Academic work
- Institutions: Ohio State University

= Richard E. Petty =

Distinguished University Professor of Psychology at The Ohio State University

Richard E. Petty is Distinguished University Professor of psychology at Ohio State University.

Petty received his Ph.D. in social psychology from Ohio State in 1977. After graduation, he went on to start his academic career as the assistant professor of psychology at the University of Missouri, and in 1985 he was named the Frederick A. Middlebush Professor of Psychology. In 1987 he returned to Ohio State University for an appointment as a professor of psychology and director of the Social Psychology Doctoral Program and has been a distinguished university professor since 1998. He served as chair of the Psychology Department from 1998 to 2002 and again from 2008 to 2015.

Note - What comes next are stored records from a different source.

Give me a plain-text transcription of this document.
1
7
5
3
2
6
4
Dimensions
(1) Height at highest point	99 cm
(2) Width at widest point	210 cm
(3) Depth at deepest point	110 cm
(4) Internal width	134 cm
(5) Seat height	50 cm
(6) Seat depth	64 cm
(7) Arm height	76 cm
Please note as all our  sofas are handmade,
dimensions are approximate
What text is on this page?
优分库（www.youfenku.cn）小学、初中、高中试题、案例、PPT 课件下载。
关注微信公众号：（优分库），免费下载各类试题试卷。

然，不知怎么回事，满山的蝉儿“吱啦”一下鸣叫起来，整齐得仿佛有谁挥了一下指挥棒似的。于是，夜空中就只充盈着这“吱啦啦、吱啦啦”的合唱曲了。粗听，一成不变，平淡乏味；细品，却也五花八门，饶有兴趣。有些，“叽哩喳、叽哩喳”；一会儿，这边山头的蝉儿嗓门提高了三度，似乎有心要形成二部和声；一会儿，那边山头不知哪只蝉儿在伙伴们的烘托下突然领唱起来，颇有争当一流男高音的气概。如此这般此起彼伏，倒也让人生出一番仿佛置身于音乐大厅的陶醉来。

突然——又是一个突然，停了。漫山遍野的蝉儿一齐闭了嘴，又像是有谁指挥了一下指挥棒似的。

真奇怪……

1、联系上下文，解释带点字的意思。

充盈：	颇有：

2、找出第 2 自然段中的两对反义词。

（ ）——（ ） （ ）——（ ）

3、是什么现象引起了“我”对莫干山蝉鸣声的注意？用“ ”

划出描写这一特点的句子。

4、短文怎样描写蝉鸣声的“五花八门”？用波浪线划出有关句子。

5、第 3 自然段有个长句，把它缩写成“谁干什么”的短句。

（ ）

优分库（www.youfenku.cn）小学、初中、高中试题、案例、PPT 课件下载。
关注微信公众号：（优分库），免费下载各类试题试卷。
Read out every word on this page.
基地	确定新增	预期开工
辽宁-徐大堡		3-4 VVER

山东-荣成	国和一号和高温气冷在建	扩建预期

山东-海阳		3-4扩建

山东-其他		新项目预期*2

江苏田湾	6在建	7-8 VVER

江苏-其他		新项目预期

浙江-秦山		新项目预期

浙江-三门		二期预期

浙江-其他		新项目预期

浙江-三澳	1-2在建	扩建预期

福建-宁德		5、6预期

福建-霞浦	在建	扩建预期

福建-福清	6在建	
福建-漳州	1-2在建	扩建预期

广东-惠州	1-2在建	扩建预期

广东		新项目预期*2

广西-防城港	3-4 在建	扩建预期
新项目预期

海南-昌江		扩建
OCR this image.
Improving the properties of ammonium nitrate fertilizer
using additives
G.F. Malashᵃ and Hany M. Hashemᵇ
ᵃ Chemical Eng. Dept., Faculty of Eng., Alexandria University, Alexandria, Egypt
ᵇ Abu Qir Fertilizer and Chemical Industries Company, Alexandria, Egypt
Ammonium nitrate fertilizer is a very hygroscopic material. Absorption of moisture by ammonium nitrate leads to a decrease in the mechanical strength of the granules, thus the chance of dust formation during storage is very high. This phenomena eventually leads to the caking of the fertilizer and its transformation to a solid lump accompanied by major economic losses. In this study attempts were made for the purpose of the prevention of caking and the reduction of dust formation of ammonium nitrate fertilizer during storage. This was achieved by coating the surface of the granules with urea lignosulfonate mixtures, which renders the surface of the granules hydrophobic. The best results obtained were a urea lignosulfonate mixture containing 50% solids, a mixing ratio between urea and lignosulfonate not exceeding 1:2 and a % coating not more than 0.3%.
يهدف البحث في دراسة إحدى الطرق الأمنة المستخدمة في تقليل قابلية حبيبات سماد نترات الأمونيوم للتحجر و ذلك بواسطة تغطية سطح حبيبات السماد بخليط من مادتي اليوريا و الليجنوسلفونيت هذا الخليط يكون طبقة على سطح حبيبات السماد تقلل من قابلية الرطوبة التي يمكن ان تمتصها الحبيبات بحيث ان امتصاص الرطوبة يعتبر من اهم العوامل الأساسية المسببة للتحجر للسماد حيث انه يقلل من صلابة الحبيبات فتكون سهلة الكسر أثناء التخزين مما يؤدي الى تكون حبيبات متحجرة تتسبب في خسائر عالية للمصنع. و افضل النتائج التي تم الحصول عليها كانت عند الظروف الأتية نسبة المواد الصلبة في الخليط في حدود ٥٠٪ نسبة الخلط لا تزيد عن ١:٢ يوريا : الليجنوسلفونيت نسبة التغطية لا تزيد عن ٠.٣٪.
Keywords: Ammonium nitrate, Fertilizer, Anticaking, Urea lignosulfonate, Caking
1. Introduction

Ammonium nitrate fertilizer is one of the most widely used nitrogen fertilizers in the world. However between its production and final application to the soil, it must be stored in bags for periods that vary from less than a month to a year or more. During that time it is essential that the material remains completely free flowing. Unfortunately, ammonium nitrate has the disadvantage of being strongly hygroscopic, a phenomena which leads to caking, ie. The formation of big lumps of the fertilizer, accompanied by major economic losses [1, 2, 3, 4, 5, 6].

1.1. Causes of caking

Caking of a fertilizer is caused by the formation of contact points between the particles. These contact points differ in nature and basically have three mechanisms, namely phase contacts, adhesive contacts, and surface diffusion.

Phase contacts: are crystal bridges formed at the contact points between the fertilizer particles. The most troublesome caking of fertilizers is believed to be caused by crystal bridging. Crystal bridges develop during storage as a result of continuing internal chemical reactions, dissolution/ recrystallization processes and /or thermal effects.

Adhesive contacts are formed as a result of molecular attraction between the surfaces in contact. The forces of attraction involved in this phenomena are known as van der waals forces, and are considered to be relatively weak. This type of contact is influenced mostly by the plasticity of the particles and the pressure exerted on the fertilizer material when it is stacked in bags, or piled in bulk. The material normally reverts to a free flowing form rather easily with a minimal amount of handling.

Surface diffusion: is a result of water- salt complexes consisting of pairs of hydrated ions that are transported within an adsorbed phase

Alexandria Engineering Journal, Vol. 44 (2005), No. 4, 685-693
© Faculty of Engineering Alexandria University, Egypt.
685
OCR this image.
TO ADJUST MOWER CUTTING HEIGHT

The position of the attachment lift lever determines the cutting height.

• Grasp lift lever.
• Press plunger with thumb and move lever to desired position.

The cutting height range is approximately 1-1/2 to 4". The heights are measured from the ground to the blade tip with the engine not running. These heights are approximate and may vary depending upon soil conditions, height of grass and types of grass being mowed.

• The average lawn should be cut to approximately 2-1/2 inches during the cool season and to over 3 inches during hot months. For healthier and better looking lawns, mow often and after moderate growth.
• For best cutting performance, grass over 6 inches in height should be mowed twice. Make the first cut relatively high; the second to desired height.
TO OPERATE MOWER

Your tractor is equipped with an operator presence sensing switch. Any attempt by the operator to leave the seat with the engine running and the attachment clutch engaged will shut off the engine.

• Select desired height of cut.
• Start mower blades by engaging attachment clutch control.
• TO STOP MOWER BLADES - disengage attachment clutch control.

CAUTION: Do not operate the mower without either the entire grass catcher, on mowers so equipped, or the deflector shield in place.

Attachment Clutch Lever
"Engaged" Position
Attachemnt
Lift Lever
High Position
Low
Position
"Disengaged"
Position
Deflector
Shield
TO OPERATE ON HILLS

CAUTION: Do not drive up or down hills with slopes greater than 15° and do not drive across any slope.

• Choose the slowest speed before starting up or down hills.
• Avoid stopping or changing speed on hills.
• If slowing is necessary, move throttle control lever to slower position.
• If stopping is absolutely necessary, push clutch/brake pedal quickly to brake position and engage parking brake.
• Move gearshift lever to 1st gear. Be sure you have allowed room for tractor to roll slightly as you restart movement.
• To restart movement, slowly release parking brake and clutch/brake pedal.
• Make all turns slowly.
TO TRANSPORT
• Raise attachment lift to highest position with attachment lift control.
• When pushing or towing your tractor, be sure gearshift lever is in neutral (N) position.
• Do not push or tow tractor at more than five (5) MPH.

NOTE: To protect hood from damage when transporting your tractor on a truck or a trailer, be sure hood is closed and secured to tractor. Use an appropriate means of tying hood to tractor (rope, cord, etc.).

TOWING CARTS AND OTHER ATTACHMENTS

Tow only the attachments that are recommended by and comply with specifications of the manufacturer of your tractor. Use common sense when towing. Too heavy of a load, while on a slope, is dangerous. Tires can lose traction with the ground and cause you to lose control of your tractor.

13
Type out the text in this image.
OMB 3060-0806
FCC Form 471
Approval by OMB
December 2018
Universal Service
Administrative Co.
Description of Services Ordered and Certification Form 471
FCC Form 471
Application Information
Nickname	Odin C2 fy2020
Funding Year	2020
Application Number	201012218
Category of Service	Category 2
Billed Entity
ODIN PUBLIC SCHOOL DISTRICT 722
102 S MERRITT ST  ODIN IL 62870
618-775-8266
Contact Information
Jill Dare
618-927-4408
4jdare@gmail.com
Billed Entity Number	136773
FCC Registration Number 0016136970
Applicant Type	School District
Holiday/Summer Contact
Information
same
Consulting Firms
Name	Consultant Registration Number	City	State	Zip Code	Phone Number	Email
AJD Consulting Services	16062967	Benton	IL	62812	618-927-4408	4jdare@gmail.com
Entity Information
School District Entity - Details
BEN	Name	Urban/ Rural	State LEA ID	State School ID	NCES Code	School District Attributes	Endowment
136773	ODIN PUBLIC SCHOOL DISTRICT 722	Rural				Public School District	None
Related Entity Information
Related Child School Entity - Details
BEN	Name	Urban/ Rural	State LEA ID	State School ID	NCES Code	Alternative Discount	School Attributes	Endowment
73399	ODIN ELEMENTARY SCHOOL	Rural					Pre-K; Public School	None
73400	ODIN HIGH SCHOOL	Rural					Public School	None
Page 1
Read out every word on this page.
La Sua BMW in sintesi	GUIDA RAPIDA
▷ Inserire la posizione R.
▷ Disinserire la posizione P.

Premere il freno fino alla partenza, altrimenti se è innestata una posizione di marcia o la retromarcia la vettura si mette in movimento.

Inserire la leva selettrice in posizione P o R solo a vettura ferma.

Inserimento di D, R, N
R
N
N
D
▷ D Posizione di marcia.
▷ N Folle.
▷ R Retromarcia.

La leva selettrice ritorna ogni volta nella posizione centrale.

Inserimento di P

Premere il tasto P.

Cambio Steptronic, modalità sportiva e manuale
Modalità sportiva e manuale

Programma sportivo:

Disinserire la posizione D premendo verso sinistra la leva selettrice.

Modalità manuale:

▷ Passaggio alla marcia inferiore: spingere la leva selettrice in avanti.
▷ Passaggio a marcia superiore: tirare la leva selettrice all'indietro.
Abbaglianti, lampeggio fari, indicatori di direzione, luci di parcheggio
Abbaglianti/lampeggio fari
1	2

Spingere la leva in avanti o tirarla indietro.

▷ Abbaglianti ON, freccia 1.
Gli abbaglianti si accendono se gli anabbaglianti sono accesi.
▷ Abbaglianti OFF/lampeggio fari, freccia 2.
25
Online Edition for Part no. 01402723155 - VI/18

Petty’s research focuses on the situational and individual differences factors responsible for changes in beliefs, attitudes, judgments, decisions, and behaviors. More specifically, his current work examines the Elaboration Likelihood Model of persuasion. This model is used to understand prejudice, consumer choice, political and legal decisions, and health behaviors.

He has been a consultant and panelist for the National Academy of Sciences Committee on Dietary Guidelines Implementation to Improve the Health of Americans and the Committee for a Social Psychology of Aging, the National Institute on Drug Abuse panel on Using Persuasive Communication to Prevent Drug Abuse, and the National Science Foundation panel on the Human Dimensions of Global Change.

==Awards and honors==
In 1999, he was named as distinguished scientist-lecturer for the American Psychological Association. In 2000 Petty received the award for Distinguished Scientific Contributions to Consumer Psychology from the Society for Consumer Psychology. In 2000 he received the Donald T. Campbell Award for Distinguished Scientific Contributions to Social Psychology from the Society for Personality and Social Psychology. In 2015 he received the Distinguished Scientific Contribution award from the Society of Experimental Social Psychology, and in 2024 he received the Distinguished Scientific Contribution award from the American Psychological Association. Petty is a fellow in the American Association for the Advancement of Science, the American Psychological Association, the Association for Psychological Science, the American Academy of Arts and Sciences, and was most recently elected to the National Academy of Sciences.

Petty served as editor of the SPSP journal, Personality and Social Psychology Bulletin, and as associate editor for the APA journal, Emotion, and on the editorial boards of the Journal of Personality and Social Psychology, the Journal of Experimental Social Psychology, the Personality and Social Psychology Review, the Journal of Consumer Psychology, and Media Psychology. In 2002 Petty served as president of the Midwestern Psychological Association and in 2009 he served as president of the Society for Personality and Social Psychology.

For 2024 he was awarded the BBVA Foundation Frontiers of Knowledge Award in the category "Social Sciences".